Zhong knew that it wouldn't be easy. “I had to admit that my background was much weaker than those who majored in biology,” he says. “I downloaded all his publications but found that I could hardly understand them. I knocked on the door to his office, and asked many naive questions. He patiently explained the details, recommended more publications to me and encouraged me to ask him if I had any difficulty in understanding the studies. Following his instructions, I read more papers, and wrote a five-page summary about pattern recognition and signalling, and asked whether I could join his lab. To my surprise, he agreed.”

 

 

Shu admits that he was unsure about Zhong's potential at first, but after seeing his determination, Shu felt that Zhong deserved a chance to show what he could do.
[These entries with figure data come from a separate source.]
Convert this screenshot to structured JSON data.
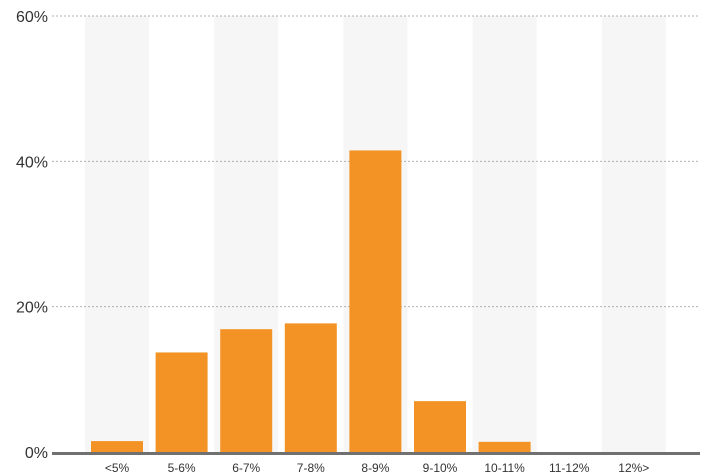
{
  "chart_data": {
    "type": "bar",
    "categories": [
      "<5%",
      "5-6%",
      "6-7%",
      "7-8%",
      "8-9%",
      "9-10%",
      "10-11%",
      "11-12%",
      "12%>"
    ],
    "values": [
      1.5,
      13.7,
      16.9,
      17.7,
      41.5,
      7.0,
      1.4,
      0,
      0
    ],
    "ylim": [
      0,
      60
    ],
    "yticks": [
      {
        "value": 0,
        "label": "0%"
      },
      {
        "value": 20,
        "label": "20%"
      },
      {
        "value": 40,
        "label": "40%"
      },
      {
        "value": 60,
        "label": "60%"
      }
    ],
    "grid": true,
    "legend": "none",
    "colors": {
      "bar": "#f39325",
      "band": "#f6f6f6",
      "gridline": "#b0b0b0",
      "baseline": "#707070",
      "text": "#333333"
    }
  }
}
He doesn't regret the decision. “After I was convinced of his ambition and drive for a scientific career, I took him without hesitation. He has so far proved himself as one of the most successful students trained in my lab.” After taking him on, Shu asked Zhong to turn the summary that he had written into a full review paper, which became the first publication to come out of the newly formed lab.

 

" We should inspire students to have confidence to challenge the dogma in the textbook. "

 

 

Shu thinks that patience and perseverance are among the most important traits of good mentorship, something he learnt from one of his own mentors: his PhD supervisor, Harish Joshi, a cell biologist at Emory University in Atlanta, Georgia. “I have always remembered what he told me when I was in his lab. 'Do not fire them; fire them up!',” Shu recalls. “In my 17- years' mentoring life, I have never given up on any one of my students.”

 

 

A well-known Chinese saying goes, “If someone is your teacher for just one day, you should regard that person as your parent for the rest of your life.” The influence that great mentors have does indeed live long — and not just in their students, but in their students' students. “When I started my own lab in 2012, I often asked myself what Yigong would do,” says Liang Feng, a structural biologist at Stanford University in California and a former PhD student of Shi's. “I kept all e-mail communications Yigong sent to me or to the lab, and often went back to read them. They are like a 'how-to' guide for running a lab. For me and many others, Yigong was not only a great mentor and a role model, but also a relentless supporter and a lifelong friend.”

 

 

The word used to describe the most revered teachers, shifu — a portmanteau of the words for teacher, laoshi, and father, fuqin — echoes the deep connection that forms between exceptional mentors and their protégés. None of the scientists who nominated their mentors for an award takes this filial bond for granted. In the words of Hongyuan Chen's protégé Jing-juan Xu, “I think that 'father' is really too high a standard to expect from a teacher. But we are the lucky children, because Professor Chen treated us like his own kids.”